As educators, we are under a lot of pressure to help students become proficient with complex concepts in a very short period of time. It feels like there aren’t enough hours in the day to allow for the kind of exploration that leads to independent discovery and deep learning, so we rely on lesson plans and activities that offer the most direct path, rather than teaching kids to fail and encouraging experimentation in the classroom.
The Secret Ingredient for STEM Success: Failure
More and more, the research shows that allowing students to experiment, take risks, and fail is critical for long-term success in STEM careers. Tomorrow’s leaders in science, technology, engineering, and math will take on challenges, test solutions, consider the lessons learned through failure, and try again. The ability to take risks, embrace failure, and turn it into an opportunity is one of the qualities that sets entrepreneurs and innovators apart. The question is, how can we teach kids to feel comfortable with failure in the limited instruction time we have?

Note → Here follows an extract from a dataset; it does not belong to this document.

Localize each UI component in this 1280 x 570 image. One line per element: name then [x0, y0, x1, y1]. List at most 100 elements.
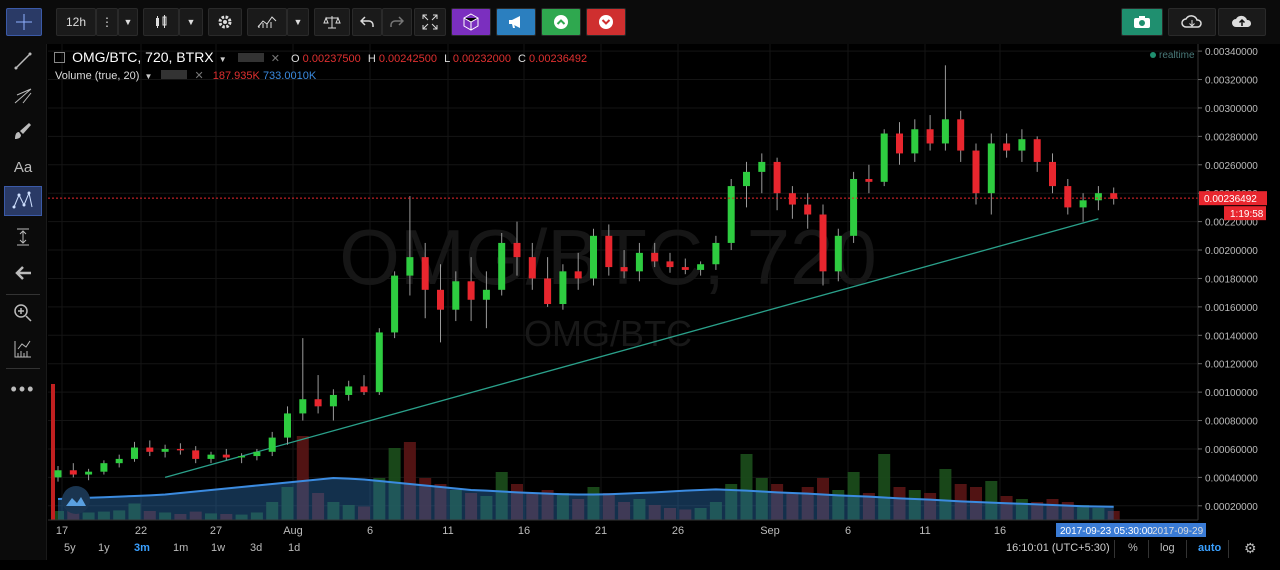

Quick Tips You Can Implement Today
Helping students get comfortable with failure isn’t easy. After all, many have received the opposite message from teachers and parents throughout their academic career. Here are a few easily-implemented methods of encouraging an alternative mindset:
Ask a Question – Before beginning work on any concept, start by asking a question. Allow students time to find the answer independently before moving into formal instruction.

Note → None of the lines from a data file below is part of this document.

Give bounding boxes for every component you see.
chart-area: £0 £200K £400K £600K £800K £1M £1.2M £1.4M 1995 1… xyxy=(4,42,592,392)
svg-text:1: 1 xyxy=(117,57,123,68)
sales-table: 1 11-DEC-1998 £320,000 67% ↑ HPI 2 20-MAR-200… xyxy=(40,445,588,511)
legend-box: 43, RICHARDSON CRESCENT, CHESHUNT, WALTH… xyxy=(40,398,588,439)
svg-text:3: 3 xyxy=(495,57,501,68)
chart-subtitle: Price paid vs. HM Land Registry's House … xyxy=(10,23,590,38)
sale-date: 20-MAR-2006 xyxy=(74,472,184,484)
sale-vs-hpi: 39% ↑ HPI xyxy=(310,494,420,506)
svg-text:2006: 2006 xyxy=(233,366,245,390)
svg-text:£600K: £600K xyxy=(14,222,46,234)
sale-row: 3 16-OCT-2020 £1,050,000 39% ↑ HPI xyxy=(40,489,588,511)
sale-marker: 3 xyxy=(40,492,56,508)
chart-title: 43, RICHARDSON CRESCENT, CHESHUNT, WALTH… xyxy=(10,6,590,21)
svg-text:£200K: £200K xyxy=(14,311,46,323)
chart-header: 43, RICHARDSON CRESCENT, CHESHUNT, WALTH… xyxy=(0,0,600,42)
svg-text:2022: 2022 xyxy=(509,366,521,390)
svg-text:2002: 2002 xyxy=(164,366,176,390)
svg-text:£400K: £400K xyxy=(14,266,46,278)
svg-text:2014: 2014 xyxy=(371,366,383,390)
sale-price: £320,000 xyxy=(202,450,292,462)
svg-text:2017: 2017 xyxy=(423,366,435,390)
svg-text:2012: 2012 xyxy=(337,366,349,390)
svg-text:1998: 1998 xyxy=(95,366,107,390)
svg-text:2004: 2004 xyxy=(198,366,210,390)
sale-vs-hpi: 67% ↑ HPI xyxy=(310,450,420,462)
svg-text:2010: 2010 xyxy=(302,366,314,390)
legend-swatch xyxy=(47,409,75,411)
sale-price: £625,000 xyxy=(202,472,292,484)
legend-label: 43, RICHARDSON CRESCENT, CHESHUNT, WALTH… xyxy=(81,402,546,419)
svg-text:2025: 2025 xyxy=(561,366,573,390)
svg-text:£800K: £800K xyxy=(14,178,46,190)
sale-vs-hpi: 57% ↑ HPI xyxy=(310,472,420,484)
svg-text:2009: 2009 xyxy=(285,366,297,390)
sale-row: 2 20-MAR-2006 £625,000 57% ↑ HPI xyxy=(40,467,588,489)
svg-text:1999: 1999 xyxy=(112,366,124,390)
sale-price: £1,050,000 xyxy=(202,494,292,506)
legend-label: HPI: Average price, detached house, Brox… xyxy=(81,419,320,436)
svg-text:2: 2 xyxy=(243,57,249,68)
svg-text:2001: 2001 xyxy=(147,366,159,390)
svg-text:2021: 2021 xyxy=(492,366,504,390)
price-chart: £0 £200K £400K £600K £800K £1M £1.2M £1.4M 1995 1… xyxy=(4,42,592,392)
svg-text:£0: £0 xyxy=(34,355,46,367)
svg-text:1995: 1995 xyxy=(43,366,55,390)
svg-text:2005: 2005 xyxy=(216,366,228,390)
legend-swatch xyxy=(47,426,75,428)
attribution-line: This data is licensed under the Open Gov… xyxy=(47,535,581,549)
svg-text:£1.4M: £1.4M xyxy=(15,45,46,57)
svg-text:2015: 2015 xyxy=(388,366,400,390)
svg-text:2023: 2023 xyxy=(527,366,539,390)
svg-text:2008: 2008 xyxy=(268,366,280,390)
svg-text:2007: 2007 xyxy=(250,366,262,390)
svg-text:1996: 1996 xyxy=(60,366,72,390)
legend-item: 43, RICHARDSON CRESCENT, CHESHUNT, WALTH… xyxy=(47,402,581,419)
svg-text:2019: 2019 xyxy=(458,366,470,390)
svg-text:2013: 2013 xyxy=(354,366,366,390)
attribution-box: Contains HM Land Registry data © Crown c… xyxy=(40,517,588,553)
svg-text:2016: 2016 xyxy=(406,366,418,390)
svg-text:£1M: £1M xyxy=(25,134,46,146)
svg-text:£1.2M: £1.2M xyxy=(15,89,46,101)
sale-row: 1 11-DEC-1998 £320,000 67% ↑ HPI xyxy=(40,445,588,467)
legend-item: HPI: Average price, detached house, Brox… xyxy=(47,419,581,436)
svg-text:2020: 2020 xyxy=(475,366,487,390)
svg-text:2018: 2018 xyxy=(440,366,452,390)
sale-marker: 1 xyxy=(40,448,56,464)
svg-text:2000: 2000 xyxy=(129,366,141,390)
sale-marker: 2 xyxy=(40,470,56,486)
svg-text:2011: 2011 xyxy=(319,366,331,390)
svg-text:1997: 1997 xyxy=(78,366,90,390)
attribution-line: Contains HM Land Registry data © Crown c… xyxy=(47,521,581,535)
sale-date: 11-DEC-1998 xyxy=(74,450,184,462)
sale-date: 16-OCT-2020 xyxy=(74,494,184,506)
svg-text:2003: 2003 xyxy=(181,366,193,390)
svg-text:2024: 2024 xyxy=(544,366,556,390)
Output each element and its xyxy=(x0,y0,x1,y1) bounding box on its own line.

- Do all liquids evaporate at the same rate? How do you know?
- Is there more than one way to solve this equation? How many can you find?

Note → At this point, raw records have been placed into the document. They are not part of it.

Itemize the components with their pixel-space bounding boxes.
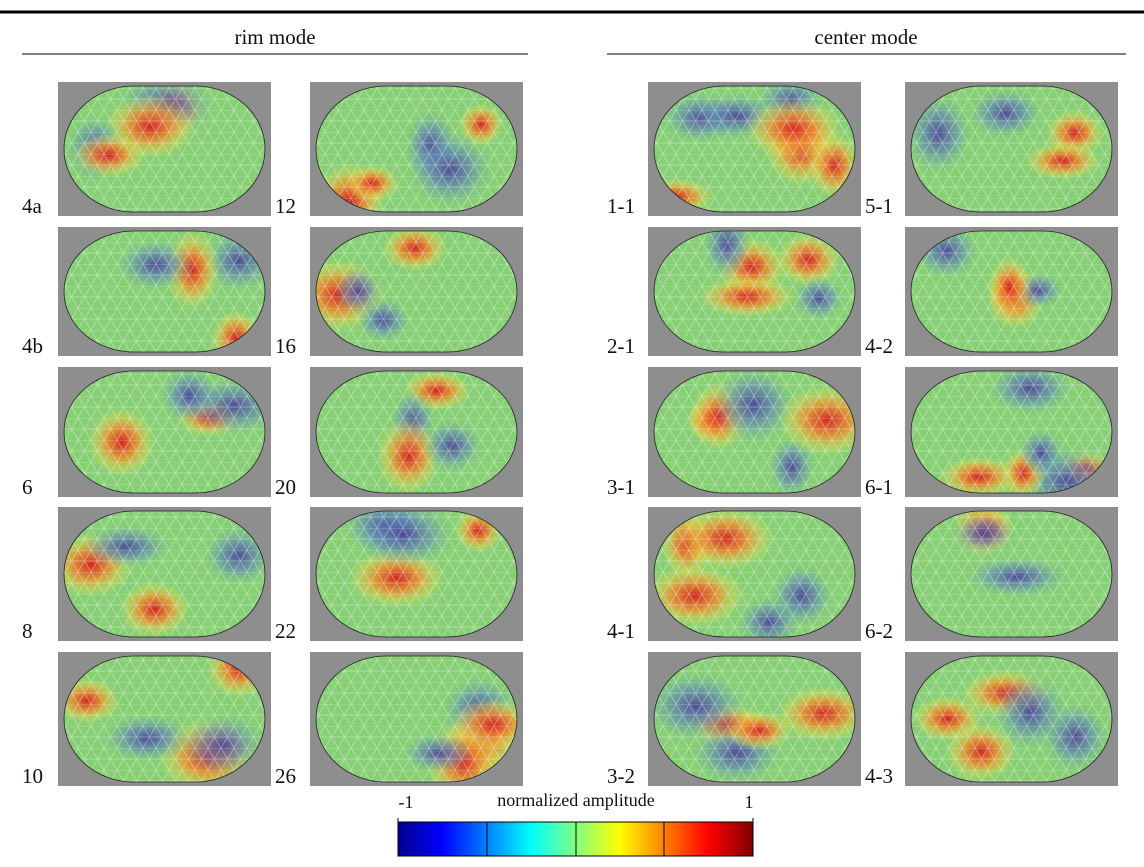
mesh	[310, 227, 523, 356]
mesh	[648, 227, 861, 356]
mesh	[58, 507, 271, 641]
mode-label: 12	[275, 194, 296, 218]
mesh	[310, 652, 523, 786]
colorbar-label: normalized amplitude	[497, 790, 654, 810]
mesh	[648, 507, 861, 641]
mesh	[648, 367, 861, 497]
mode-label: 8	[22, 619, 33, 643]
panels: 4a 4b 6 8 10 12 16 20 22 26 1-1 2-1 3-1 4-1 3-2 5-1 4-2 6…	[22, 74, 1118, 802]
mode-label: 6	[22, 475, 33, 499]
mode-label: 16	[275, 334, 296, 358]
mode-label: 10	[22, 764, 43, 788]
mode-panel: 6	[22, 367, 283, 499]
mode-label: 1-1	[607, 194, 635, 218]
section-title: center mode	[814, 25, 917, 49]
mesh	[310, 507, 523, 641]
mode-label: 6-2	[865, 619, 893, 643]
mode-panel: 26	[275, 652, 535, 802]
mode-panel: 20	[275, 367, 523, 499]
section-title: rim mode	[234, 25, 315, 49]
mode-label: 3-1	[607, 475, 635, 499]
mode-panel: 4b	[22, 227, 273, 366]
colorbar-tick-label: -1	[399, 792, 414, 812]
mesh	[58, 367, 271, 497]
mode-panel: 12	[275, 82, 523, 237]
mode-panel: 2-1	[607, 210, 861, 358]
mesh	[648, 652, 861, 786]
mesh	[905, 82, 1118, 216]
mode-label: 4-1	[607, 619, 635, 643]
mesh	[905, 507, 1118, 641]
mode-label: 22	[275, 619, 296, 643]
mode-shape	[310, 367, 523, 497]
mode-label: 6-1	[865, 475, 893, 499]
mode-panel: 6-1	[865, 362, 1118, 516]
figure: rim mode center mode 4a 4b 6 8 10 12 16 20 22 26 1…	[0, 0, 1144, 867]
mesh	[905, 367, 1118, 497]
mode-label: 5-1	[865, 194, 893, 218]
mode-label: 4b	[22, 334, 43, 358]
mode-panel: 1-1	[607, 74, 861, 218]
mode-panel: 5-1	[865, 82, 1118, 218]
mode-panel: 4-3	[865, 652, 1118, 788]
mode-label: 26	[275, 764, 296, 788]
mode-panel: 22	[275, 497, 523, 643]
mesh	[58, 652, 271, 786]
mesh	[310, 367, 523, 497]
mode-label: 4a	[22, 194, 43, 218]
mode-panel: 8	[22, 507, 274, 643]
mode-shape	[905, 652, 1118, 786]
mode-label: 2-1	[607, 334, 635, 358]
mode-label: 4-3	[865, 764, 893, 788]
mode-panel: 16	[275, 225, 523, 358]
mesh	[58, 82, 271, 216]
mode-panel: 4-1	[607, 507, 861, 648]
mesh	[648, 82, 861, 216]
mesh	[310, 82, 523, 216]
mode-panel: 3-1	[607, 367, 878, 499]
mode-panel: 4a	[22, 74, 271, 218]
mesh	[905, 227, 1118, 356]
mesh	[58, 227, 271, 356]
mode-panel: 10	[22, 637, 272, 795]
mode-label: 20	[275, 475, 296, 499]
mesh	[905, 652, 1118, 786]
mode-panel: 3-2	[607, 652, 872, 788]
colorbar-tick-label: 1	[745, 792, 754, 812]
mode-label: 3-2	[607, 764, 635, 788]
mode-label: 4-2	[865, 334, 893, 358]
mode-panel: 6-2	[865, 499, 1118, 643]
mode-shape	[905, 82, 1118, 216]
mode-panel: 4-2	[865, 223, 1118, 358]
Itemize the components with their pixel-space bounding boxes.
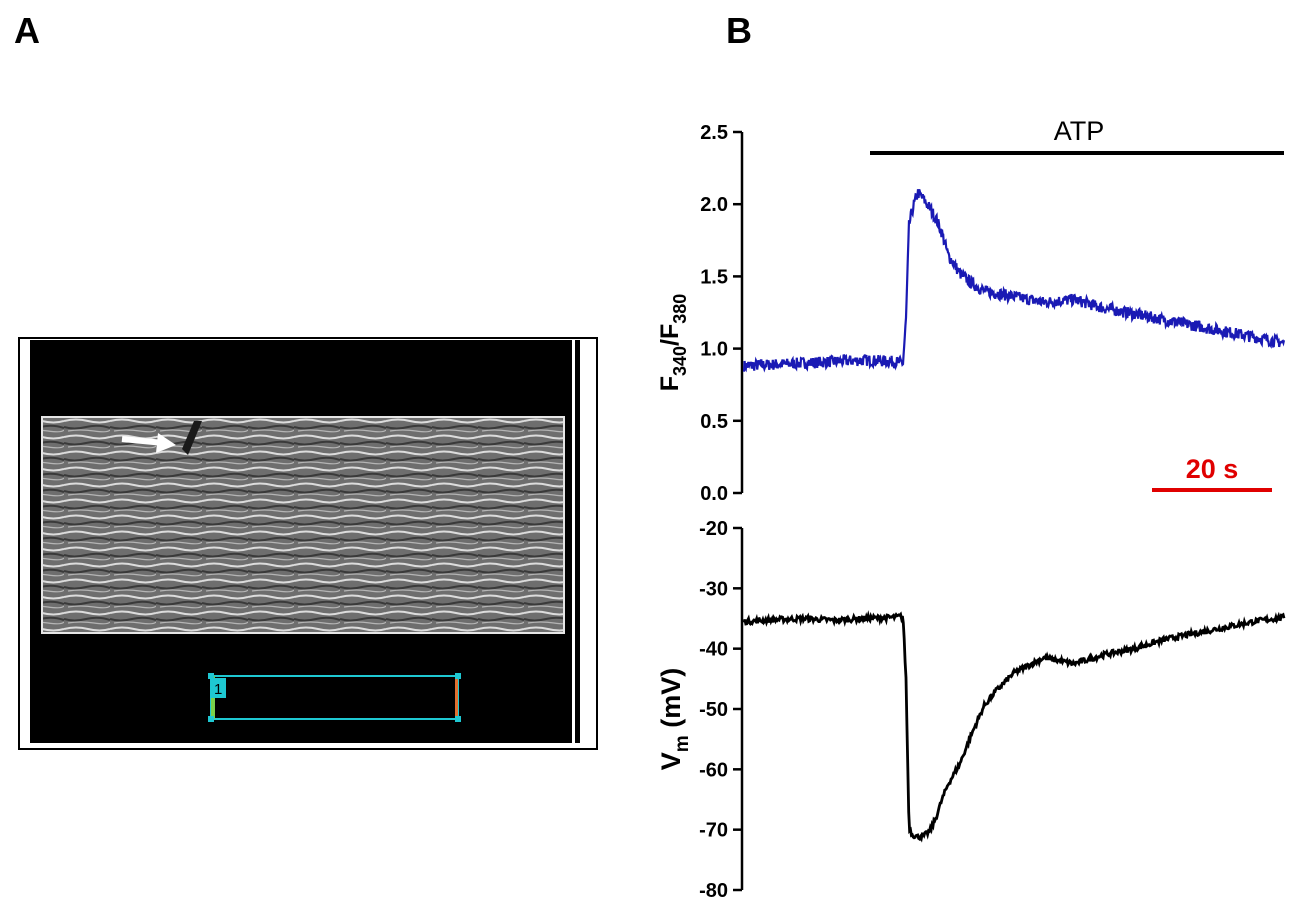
vm-tick-label-1: -70 bbox=[699, 820, 728, 842]
ratio-y-ticks: 0.0 0.5 1.0 1.5 2.0 2.5 bbox=[700, 122, 742, 505]
vm-tick-label-0: -80 bbox=[699, 880, 728, 902]
membrane-potential-chart: -80 -70 -60 -50 -40 -30 -20 Vm (mV) bbox=[656, 518, 1286, 902]
panel-b-charts: 0.0 0.5 1.0 1.5 2.0 2.5 F340/F380 ATP 20 s -8… bbox=[656, 116, 1286, 902]
roi-number: 1 bbox=[214, 681, 222, 698]
ratio-ylabel-sep: /F bbox=[656, 324, 684, 346]
micrograph-image: 1 bbox=[18, 337, 598, 750]
vm-y-ticks: -80 -70 -60 -50 -40 -30 -20 bbox=[699, 518, 742, 902]
panel-label-b: B bbox=[726, 10, 752, 51]
arrow-shaft bbox=[121, 436, 165, 446]
ratio-y-axis-label: F340/F380 bbox=[656, 294, 690, 392]
roi-handle-top-left[interactable] bbox=[208, 673, 214, 679]
ratio-chart: 0.0 0.5 1.0 1.5 2.0 2.5 F340/F380 ATP 20 s bbox=[656, 116, 1286, 505]
ratio-ylabel-main: F bbox=[656, 376, 684, 391]
ratio-tick-label-4: 2.0 bbox=[700, 194, 728, 216]
vm-tick-label-5: -30 bbox=[699, 578, 728, 600]
vm-tick-label-2: -60 bbox=[699, 759, 728, 781]
vm-ylabel-main: V bbox=[656, 752, 686, 770]
arrow-head bbox=[156, 433, 176, 453]
atp-label: ATP bbox=[1054, 116, 1105, 146]
panel-label-a: A bbox=[14, 10, 40, 51]
micrograph-edge-bar bbox=[575, 340, 580, 743]
ratio-tick-label-0: 0.0 bbox=[700, 483, 728, 505]
ratio-tick-label-5: 2.5 bbox=[700, 122, 728, 144]
roi-right-marker bbox=[455, 676, 458, 719]
ratio-ylabel-sub2: 380 bbox=[670, 294, 690, 324]
roi-label-box bbox=[211, 678, 226, 698]
ratio-tick-label-1: 0.5 bbox=[700, 411, 728, 433]
roi-box[interactable]: 1 bbox=[208, 673, 461, 722]
ratio-ylabel-sub1: 340 bbox=[670, 346, 690, 376]
ratio-tick-label-2: 1.0 bbox=[700, 339, 728, 361]
cell-tissue-strip bbox=[42, 417, 564, 633]
electrode-arrow bbox=[121, 433, 176, 453]
vm-tick-label-4: -40 bbox=[699, 639, 728, 661]
ratio-trace bbox=[742, 188, 1286, 373]
vm-y-axis-label: Vm (mV) bbox=[656, 668, 693, 770]
roi-handle-bottom-right[interactable] bbox=[455, 716, 461, 722]
micropipette bbox=[182, 421, 202, 455]
micrograph-border bbox=[18, 337, 598, 750]
roi-handle-top-right[interactable] bbox=[455, 673, 461, 679]
vm-ylabel-sub: m bbox=[672, 735, 693, 752]
time-scale-label: 20 s bbox=[1186, 454, 1239, 484]
vm-tick-label-3: -50 bbox=[699, 699, 728, 721]
roi-handle-bottom-left[interactable] bbox=[208, 716, 214, 722]
vm-trace bbox=[742, 610, 1286, 843]
tissue-strip-edge bbox=[41, 416, 565, 634]
vm-ylabel-unit: (mV) bbox=[656, 668, 686, 736]
vm-tick-label-6: -20 bbox=[699, 518, 728, 540]
ratio-tick-label-3: 1.5 bbox=[700, 266, 728, 288]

- Would a standard rectangular door frame or an arched door frame provide better shelter during an earthquake? How do you know?
Celebrate the Process – Refocus attention to how students arrived at their solutions instead of which solutions they present. Encourage them to revisit the process they used to reach their solutions to find areas of faulty reasoning, and teach them to ask, “What can I learn from this error?” Taking the focus away from getting the right answer reduces anxiety over failure.
Communicate with Parents – Much of the pressure to avoid failure at all costs comes from home. We can help students feel comfortable with failure by getting families on-board. Explain the philosophy that failure is part of the learning process, and encourage parents to join their children in asking a question, experimenting, failing, and trying again.
Reduce the Pressure to Be Right – Many of our models link grading to getting the right answer on the first try. Instead, offer opportunities to fail, experiment, and try again. As long as students show how they arrived at their solutions, they are eligible to review and revise their work for another chance at earning a higher grade.
STEM Classroom Activities to Transform Your Classroom Culture
Redesigning lesson plans and making room for STEM classroom activities that inspire exploration and risk-taking is time-consuming, but the rewards are well worth your investment. Teachers that implement alternative learning methods have reported increased student engagement and improved educational outcomes.
These are two of the larger-scale activities we like for creating a culture that embraces failure as a platform for learning:
Flipped Classrooms – When you are short on time, giving students a chance to experiment seems impossible. Consider a flipped classroom approach. Kids use their time in school to collaborate with peers, experiment with techniques, and find answers. You coach and guide along the way, encouraging them to learn from errors, so they can reach the activity goal. Formal instruction happens at home, through video lectures you record, reading materials, and other tools you have traditionally used in the classroom.
Make Space for Experimentation – You may have already incorporated some independent exploration into your lesson plans by asking a question and allowing students time to find answers independently. As you revamp your methods to expand opportunities for exploration, you can designate more time for this part of the learning process. Begin the lesson with a question or challenge and avoid the temptation to provide explicit instructions or spell out intended outcomes. Give students the space they need to interpret the inquiry, create a plan, test their theory, fail, and revise.
The key here is that kids need to learn how to work through challenging questions if they are to develop the skills needed to be tomorrow’s STEM leaders.
When we think of the amazing discoveries and inventions that advanced civilization – for example, electricity, penicillin, and pocket-sized computers – we tend to focus on outcomes. We celebrate the extraordinary success of these innovative ideas. However, each was only a success after hundreds of failures.
Fortunately, the great minds that brought us these tools didn’t fear failure. They embraced it as a part of the learning process. Encouraging our students to get comfortable with failure is an important step in cultivating new STEM leaders.